Au-delà de ça, comment juges-tu ton match ?J’ai pris beaucoup de plaisir. Chez nous, les gardiens savent jouer au pied, ça fait partie des caractéristiques que le sélectionneur Luc Holtz recherche pour ce poste. Je n’ai pas peur qu’on me fasse une passe en retrait. Bon, le terrain n’était pas terrible, alors j’ai dû balancer devant plusieurs fois, mais même quand je me faisais presser, j’ai le plus souvent relancé court.
Une première sélection, ça fait peur ?Dans le tunnel, on était à quelques centimètres des joueurs des Pays-Bas. Je me suis dit : « Est-ce que tout ça est bien réel ? Tu vas bien jouer contre Robben ? » Puis il y a eu les hymnes, j’ai eu des frissons et dès que le match a commencé, j’étais dedans. À aucun moment je n’ai eu peur de mal faire. J’avais enlevé toutes les ondes négatives de ma tête. Je me suis dit que si j’étais là, c’est parce que j’avais les qualités qu’il fallait.
Le stade Josy-Barthel était plein. Jouer devant huit mille spectateurs, c’est forcément ton record…
Oui. Jusqu’ici, j’avais joué au maximum devant huit cents personnes. C’était à Mertzig, en finale de Coupe FLF, une coupe qui concerne les clubs des D3, D4 et D5 luxembourgeoises. Avec Norden 02, on avait battu Bissen 3-1, c’était un bon moment.
À la fin du match, tu as échangé ton maillot avec Maarten Stekelenburg. Qu’est-ce que vous vous êtes dit ?Il m’a dit que j’avais fait un bon match, et moi, je lui ai souhaité bonne chance pour la suite. C’est un mec sympa. Ensuite, on a échangé nos maillots dans les vestiaires. J’ai attrapé Robben qui traînait par là. Je lui ai dit que j’étais instituteur et que s’il avait des photos dédicacées, je les voulais bien pour les donner à mes élèves. Il n’avait même pas l’air surpris. Il m’a dit : « Non, désolé ! » Je ne savais plus trop quoi lui dire, alors j’ai lâché un « Bonne soirée » et je suis parti. Il fallait bien que je tente ma chance !
Quand on est supporter du Bayern Munich, prendre un but de Robben, au fond, c’est un peu une fierté ?Je suis surtout déçu qu’on ait perdu ! Et puis son but, il l’a déjà marqué mille fois ! Il est à droite, il repique dans l’axe et il te punit avec son pied gauche. Tu ne peux pas faire grand-chose.
Tu n’as que neuf matchs de BGL Ligue (D1 luxembourgeoise) et a déjà affronté Sneijder et Arjen Robben. Pourquoi tout se déclenche en ce moment pour toi ?Jusqu’à cet été et ma signature à Strassen, je ne connaissais pas la BGL Ligue. Je ne voulais pas y aller, je préférais me concentrer sur mes études. Je ne regrette pas du tout mon choix.

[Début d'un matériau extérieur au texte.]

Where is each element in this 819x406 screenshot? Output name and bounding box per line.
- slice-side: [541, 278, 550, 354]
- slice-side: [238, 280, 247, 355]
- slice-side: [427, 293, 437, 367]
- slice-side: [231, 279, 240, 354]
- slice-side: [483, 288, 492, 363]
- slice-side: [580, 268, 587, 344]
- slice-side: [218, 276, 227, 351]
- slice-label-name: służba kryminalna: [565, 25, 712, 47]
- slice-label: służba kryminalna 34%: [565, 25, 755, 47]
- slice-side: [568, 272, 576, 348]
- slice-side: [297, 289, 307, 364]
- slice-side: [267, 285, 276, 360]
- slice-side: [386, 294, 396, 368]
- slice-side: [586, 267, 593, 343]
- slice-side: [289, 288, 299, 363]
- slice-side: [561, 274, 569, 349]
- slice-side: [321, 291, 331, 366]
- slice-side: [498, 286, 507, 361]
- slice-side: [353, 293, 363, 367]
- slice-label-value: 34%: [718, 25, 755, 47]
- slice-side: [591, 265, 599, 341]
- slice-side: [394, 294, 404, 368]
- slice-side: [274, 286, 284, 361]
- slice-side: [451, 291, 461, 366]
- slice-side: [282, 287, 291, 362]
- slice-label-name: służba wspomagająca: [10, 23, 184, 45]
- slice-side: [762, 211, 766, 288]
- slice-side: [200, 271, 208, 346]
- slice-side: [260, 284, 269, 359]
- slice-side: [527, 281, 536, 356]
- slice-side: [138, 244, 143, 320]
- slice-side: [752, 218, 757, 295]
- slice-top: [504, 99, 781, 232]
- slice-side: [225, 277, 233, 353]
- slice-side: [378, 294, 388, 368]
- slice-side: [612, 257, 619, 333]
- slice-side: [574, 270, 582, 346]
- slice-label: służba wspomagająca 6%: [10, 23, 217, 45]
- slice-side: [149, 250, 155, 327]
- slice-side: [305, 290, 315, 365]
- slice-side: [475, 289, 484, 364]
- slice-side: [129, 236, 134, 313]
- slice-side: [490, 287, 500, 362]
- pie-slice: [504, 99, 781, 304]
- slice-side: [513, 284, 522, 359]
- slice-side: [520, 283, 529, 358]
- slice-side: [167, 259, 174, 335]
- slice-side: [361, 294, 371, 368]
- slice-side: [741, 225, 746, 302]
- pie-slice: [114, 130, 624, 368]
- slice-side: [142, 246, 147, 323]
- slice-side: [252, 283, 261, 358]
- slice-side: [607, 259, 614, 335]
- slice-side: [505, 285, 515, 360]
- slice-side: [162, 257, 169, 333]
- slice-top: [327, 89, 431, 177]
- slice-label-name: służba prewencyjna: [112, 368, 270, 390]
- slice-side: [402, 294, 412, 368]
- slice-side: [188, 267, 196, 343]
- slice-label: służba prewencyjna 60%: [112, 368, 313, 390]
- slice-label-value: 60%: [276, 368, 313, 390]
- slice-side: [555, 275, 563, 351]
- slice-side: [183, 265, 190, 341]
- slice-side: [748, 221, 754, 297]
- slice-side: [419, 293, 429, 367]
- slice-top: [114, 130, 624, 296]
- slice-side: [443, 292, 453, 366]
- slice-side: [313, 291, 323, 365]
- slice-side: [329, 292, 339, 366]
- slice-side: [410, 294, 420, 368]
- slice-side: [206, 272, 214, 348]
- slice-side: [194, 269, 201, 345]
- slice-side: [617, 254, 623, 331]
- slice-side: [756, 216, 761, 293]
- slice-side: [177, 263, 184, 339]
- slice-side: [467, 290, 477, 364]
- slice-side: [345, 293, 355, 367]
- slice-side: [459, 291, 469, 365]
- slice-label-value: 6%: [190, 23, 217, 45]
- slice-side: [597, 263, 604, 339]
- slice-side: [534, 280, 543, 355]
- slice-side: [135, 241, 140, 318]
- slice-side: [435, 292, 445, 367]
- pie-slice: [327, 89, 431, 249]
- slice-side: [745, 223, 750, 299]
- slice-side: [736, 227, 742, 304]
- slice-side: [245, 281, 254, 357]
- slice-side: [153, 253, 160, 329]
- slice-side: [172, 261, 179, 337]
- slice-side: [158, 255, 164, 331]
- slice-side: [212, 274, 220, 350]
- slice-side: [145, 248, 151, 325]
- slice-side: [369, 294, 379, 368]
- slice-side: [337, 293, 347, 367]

Maintenant que tu as goûté à la sélection, devenir n°1 est un objectif ?Avant le début des éliminatoires, le coach a été très clair : le n°1, c’est Anthony Moris (gardien de Malines, ndlr). Moi, je vais tout faire pour lui rendre la vie dure. J’accepte cette position sans problème. Le 13 novembre 2015, contre la Grèce (victoire 1-0), j’étais sur le banc du Luxembourg pour la première fois de ma vie. C’était déjà fou. Un an plus tard, jour pour jour, je joue contre les Pays-Bas. Et ça, c’est très fou.
Demain, c’est quoi le programme ?J’ai des élèves qui ont neuf-dix ans. En français, on va commencer un chapitre sur la maison, avec essentiellement du vocabulaire. En mathématiques (au Luxembourg, certaines matières, dont les mathématiques, sont enseignées en allemand, ndlr), on attaque les multiplications.